As local politicians seek to appease the population, the most recent figures show Singapore remains one of the easiest countries in the world to find work.
The median period of unemployment for job-seekers last year was eight weeks, which is less than half that of Australia's and compares well with other developed economies.
Even for older workers, the picture is far from bleak. While such employees face the highest risk of losing their jobs in Singapore, as with most other countries, 98 per cent of those who reached the retirement age of 62 last year were offered re-employment, local media cited Manpower Minister Lim Swee Say as saying earlier this month.
Singapore's jobs market remains tight partly due to recent curbs on immigration and despite slowing economic growth. Indeed, there's a bigger concern than lack of work, according to Krystal Tan, an economist with Capital Economics Ltd.
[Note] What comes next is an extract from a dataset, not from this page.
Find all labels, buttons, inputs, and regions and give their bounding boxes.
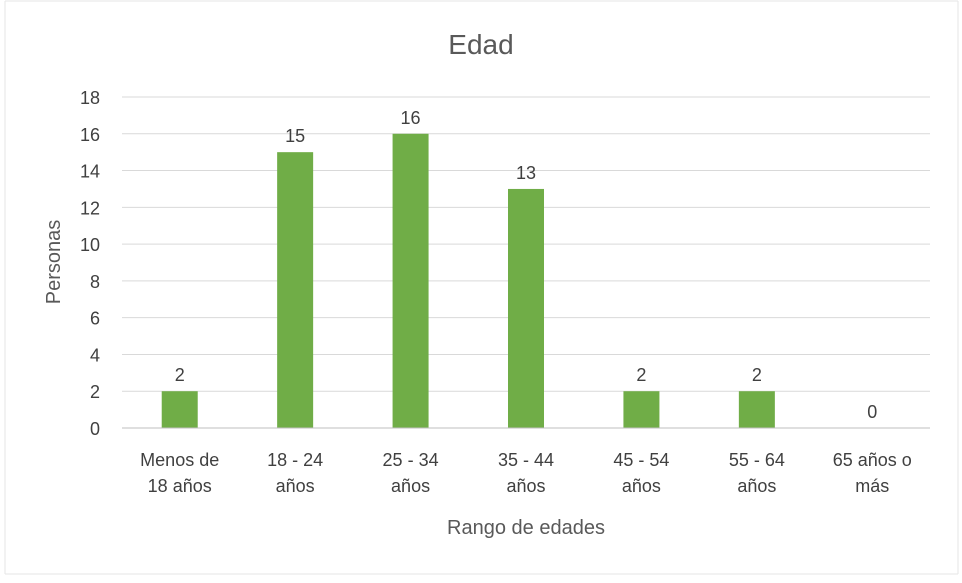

It's skill mismatches that are the problem as some workers lose long-term manufacturing jobs that are slowly moving away from the small and costly city-state.
"People often don't have the kind of skills the job market demands, so the government is focusing on that now," said Ms Tan.
There is another worry: the unemployment rate for Singapore citizens and permanent residents may climb above 3 per cent for the first time since 2010 in fourth-quarter data out Jan 26. The rate for all residents is currently just 2.1 per cent.
Education Minister Ong Ye Kung said in November the government hopes there won't be any deterioration in unemployment this year. His optimism will be tested this week.